Open Questions to Explore
-
How many examples does the AI need? - Can it work zero-shot or does it need few-shot examples of good component usage?
-
Does model choice matter significantly? - Will Claude vs GPT-4 vs Gemini produce notably different quality with the same schemas?
-
What's the optimal granularity? - Should schemas be very detailed (many fields, specific descriptions) or minimal (fewer constraints, more AI freedom)?
-
How do we handle composition? - When should the AI use multiple small components vs one large component? How do we encode that decision?
-
What about variations? - How do schemas handle "Hero with image" vs "Hero with video" vs "Hero with code example"?

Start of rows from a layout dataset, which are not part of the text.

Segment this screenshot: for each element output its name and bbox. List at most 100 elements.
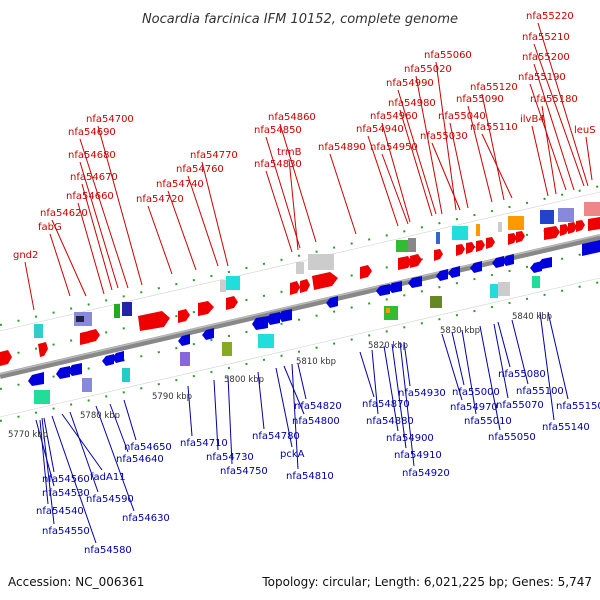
- forward-gene-label: nfa54700: [86, 114, 134, 125]
- forward-gene-arrow: [516, 231, 525, 243]
- reverse-gene-label: nfa54560: [42, 474, 90, 485]
- forward-gene-label: nfa55120: [470, 82, 518, 93]
- reverse-leader-line: [43, 417, 55, 473]
- reverse-leader-line: [39, 419, 49, 505]
- forward-gene-arrow: [560, 224, 569, 236]
- forward-gene-arrow: [588, 217, 600, 231]
- forward-gene-label: nfa54830: [254, 159, 302, 170]
- forward-leader-line: [367, 135, 399, 227]
- reverse-leader-line: [123, 399, 137, 441]
- reverse-leader-line: [461, 329, 477, 415]
- reverse-gene-label: nfa54800: [292, 416, 340, 427]
- kbp-ticks: 5770 kbp 5780 kbp 5790 kbp 5800 kbp 5810…: [8, 312, 552, 440]
- reverse-gene-label: nfa54870: [362, 399, 410, 410]
- reverse-gene-arrow: [436, 269, 448, 281]
- forward-feature-box: [476, 224, 480, 236]
- reverse-gene-label: nfa54590: [86, 494, 134, 505]
- forward-gene-arrow: [0, 350, 12, 366]
- reverse-lower-features: [34, 276, 540, 404]
- reverse-gene-arrow: [102, 354, 114, 366]
- reverse-gene-label: nfa55000: [452, 387, 500, 398]
- reverse-leader-line: [227, 375, 233, 465]
- forward-leader-line: [431, 142, 461, 211]
- forward-gene-label: nfa54660: [66, 191, 114, 202]
- forward-leader-line: [279, 123, 317, 243]
- forward-gene-arrow: [398, 256, 412, 270]
- reverse-leader-line: [371, 349, 379, 415]
- forward-leader-line: [79, 161, 119, 289]
- forward-feature-box: [114, 304, 120, 318]
- reverse-gene-arrow: [278, 309, 292, 322]
- reverse-gene-label: nfa54650: [124, 442, 172, 453]
- tick-label: 5790 kbp: [152, 392, 192, 402]
- forward-leader-line: [481, 93, 505, 201]
- reverse-gene-arrow: [492, 256, 504, 268]
- tick-label: 5840 kbp: [512, 312, 552, 322]
- forward-feature-box: [76, 316, 84, 322]
- forward-gene-label: nfa55190: [518, 72, 566, 83]
- forward-gene-arrow: [544, 226, 560, 240]
- forward-leader-line: [77, 202, 105, 295]
- forward-feature-box: [436, 232, 440, 244]
- reverse-gene-label: nfa54580: [84, 545, 132, 556]
- reverse-feature-box: [82, 378, 92, 392]
- reverse-gene-arrow: [56, 366, 70, 379]
- forward-gene-label: nfa55110: [470, 122, 518, 133]
- forward-upper-features: [34, 202, 600, 338]
- reverse-gene-arrow: [582, 240, 600, 256]
- forward-gene-label: nfa55210: [522, 32, 570, 43]
- forward-gene-arrow: [290, 281, 300, 295]
- tick-label: 5770 kbp: [8, 430, 48, 440]
- forward-gene-label: nfa54990: [386, 78, 434, 89]
- forward-gene-arrow: [476, 240, 485, 252]
- forward-gene-label: nfa54760: [176, 164, 224, 175]
- forward-leader-line: [187, 175, 219, 267]
- forward-feature-box: [584, 202, 600, 216]
- reverse-gene-label: fadA11: [90, 472, 126, 483]
- forward-leader-line: [399, 109, 433, 217]
- reverse-gene-arrow: [388, 281, 402, 293]
- forward-gene-label: nfa54620: [40, 208, 88, 219]
- reverse-leader-line: [291, 363, 299, 470]
- reverse-gene-label: nfa55140: [542, 422, 590, 433]
- reverse-gene-arrow: [68, 363, 82, 376]
- forward-gene-arrow: [508, 233, 517, 245]
- reverse-gene-label: nfa54900: [386, 433, 434, 444]
- forward-feature-box: [226, 276, 240, 290]
- forward-leader-line: [467, 105, 493, 203]
- forward-leader-line: [529, 83, 567, 191]
- forward-gene-arrow: [312, 272, 338, 290]
- forward-leader-line: [533, 43, 585, 187]
- forward-gene-label: trmB: [277, 147, 302, 158]
- forward-gene-arrow: [486, 237, 495, 249]
- forward-leader-line: [397, 89, 437, 215]
- forward-leader-line: [79, 138, 129, 289]
- forward-gene-label: nfa55220: [526, 11, 574, 22]
- reverse-feature-box: [490, 284, 498, 298]
- reverse-feature-box: [430, 296, 442, 308]
- forward-gene-label: nfa54950: [370, 142, 418, 153]
- reverse-gene-label: nfa54710: [180, 438, 228, 449]
- reverse-leader-line: [283, 365, 305, 415]
- forward-gene-label: nfa54690: [68, 127, 116, 138]
- reverse-gene-label: nfa54820: [294, 401, 342, 412]
- reverse-leader-line: [441, 333, 463, 401]
- forward-leader-line: [288, 158, 299, 251]
- reverse-gene-label: nfa54750: [220, 466, 268, 477]
- forward-track-guide-line-2: [0, 191, 600, 332]
- forward-gene-arrow: [88, 329, 100, 343]
- forward-feature-box: [508, 216, 524, 230]
- forward-gene-label: nfa54740: [156, 179, 204, 190]
- reverse-gene-label: nfa55080: [498, 369, 546, 380]
- reverse-leader-line: [41, 417, 55, 525]
- forward-feature-box: [122, 302, 132, 316]
- reverse-leader-line: [497, 321, 511, 368]
- reverse-leader-line: [359, 351, 375, 398]
- reverse-feature-box: [222, 342, 232, 356]
- reverse-gene-arrow: [202, 328, 214, 340]
- forward-gene-arrow: [300, 279, 310, 293]
- forward-gene-label: nfa55020: [404, 64, 452, 75]
- forward-gene-label: nfa55030: [420, 131, 468, 142]
- reverse-leader-line: [383, 345, 399, 432]
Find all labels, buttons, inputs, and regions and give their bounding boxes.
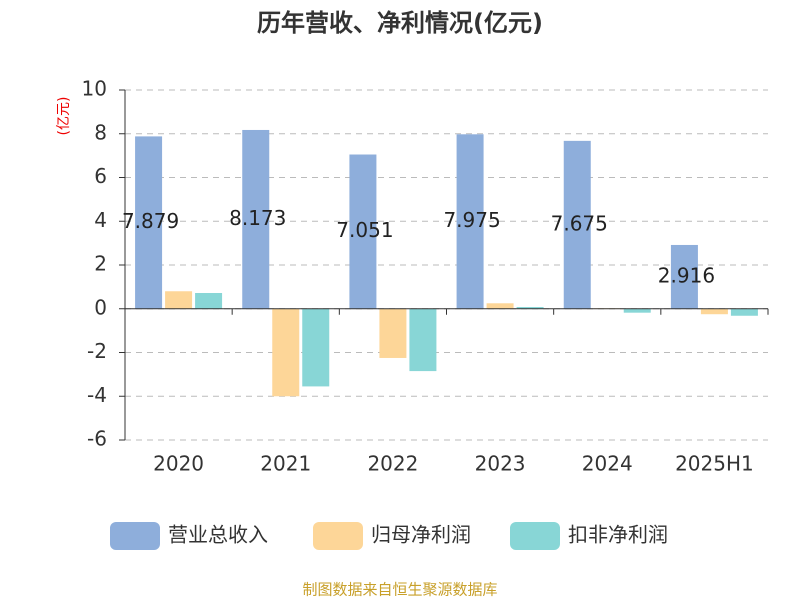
bar bbox=[135, 136, 163, 309]
bar bbox=[623, 308, 651, 313]
bar bbox=[379, 308, 407, 358]
x-tick-label: 2023 bbox=[475, 452, 526, 476]
chart-title: 历年营收、净利情况(亿元) bbox=[257, 9, 543, 37]
x-tick-label: 2025H1 bbox=[675, 452, 754, 476]
y-tick-label: 10 bbox=[82, 77, 107, 101]
y-tick-label: 4 bbox=[94, 208, 107, 232]
x-tick-label: 2020 bbox=[153, 452, 204, 476]
y-tick-label: 0 bbox=[94, 295, 107, 319]
legend-label: 扣非净利润 bbox=[568, 523, 668, 547]
bar bbox=[730, 308, 758, 316]
x-tick-label: 2022 bbox=[367, 452, 418, 476]
legend-swatch bbox=[110, 522, 160, 550]
bar bbox=[242, 129, 270, 309]
bar bbox=[272, 308, 300, 397]
source-note: 制图数据来自恒生聚源数据库 bbox=[302, 581, 497, 599]
value-label: 7.051 bbox=[336, 218, 393, 242]
legend-label: 营业总收入 bbox=[168, 523, 268, 547]
bar bbox=[486, 303, 514, 309]
bar bbox=[516, 307, 544, 309]
bar bbox=[195, 293, 223, 309]
y-tick-label: 6 bbox=[94, 164, 107, 188]
legend-swatch bbox=[510, 522, 560, 550]
y-tick-label: -4 bbox=[87, 383, 107, 407]
bar bbox=[456, 134, 484, 309]
value-label: 7.975 bbox=[443, 208, 500, 232]
bar bbox=[563, 140, 591, 309]
y-tick-label: 2 bbox=[94, 252, 107, 276]
value-label: 7.879 bbox=[122, 209, 179, 233]
bar bbox=[165, 291, 193, 309]
bar bbox=[409, 308, 437, 372]
y-tick-label: -6 bbox=[87, 427, 107, 451]
value-label: 8.173 bbox=[229, 206, 286, 230]
bar bbox=[700, 308, 728, 315]
legend-swatch bbox=[313, 522, 363, 550]
value-label: 7.675 bbox=[551, 211, 608, 235]
x-tick-label: 2021 bbox=[260, 452, 311, 476]
y-tick-label: 8 bbox=[94, 120, 107, 144]
bar bbox=[349, 154, 377, 309]
y-axis-label: (亿元) bbox=[56, 97, 72, 136]
bar bbox=[302, 308, 330, 387]
x-tick-label: 2024 bbox=[582, 452, 633, 476]
bar bbox=[670, 244, 698, 309]
y-tick-label: -2 bbox=[87, 339, 107, 363]
legend-label: 归母净利润 bbox=[371, 523, 471, 547]
value-label: 2.916 bbox=[658, 263, 715, 287]
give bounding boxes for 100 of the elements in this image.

The Real Value Proposition
For me personally: Compose pages 10x faster using my own design system
For other developers: A system they can customize with their component libraries to get the same leverage
For the ecosystem: Proof that schema design + semantic forcing functions can significantly improve AI output quality without training custom models
Philosophical Takeaway
Sometimes the best AI innovation isn't building a smarter model - it's building better testing harnesses that force existing models to pass concrete tests before they can proceed.
I'm not making AI smarter. I'm making it pass my tests.
Schemas with semantic forcing functions are testing harnesses. Structured outputs are enforcement mechanisms. I'm not training behavior - I'm requiring proof of correct decisions at every step.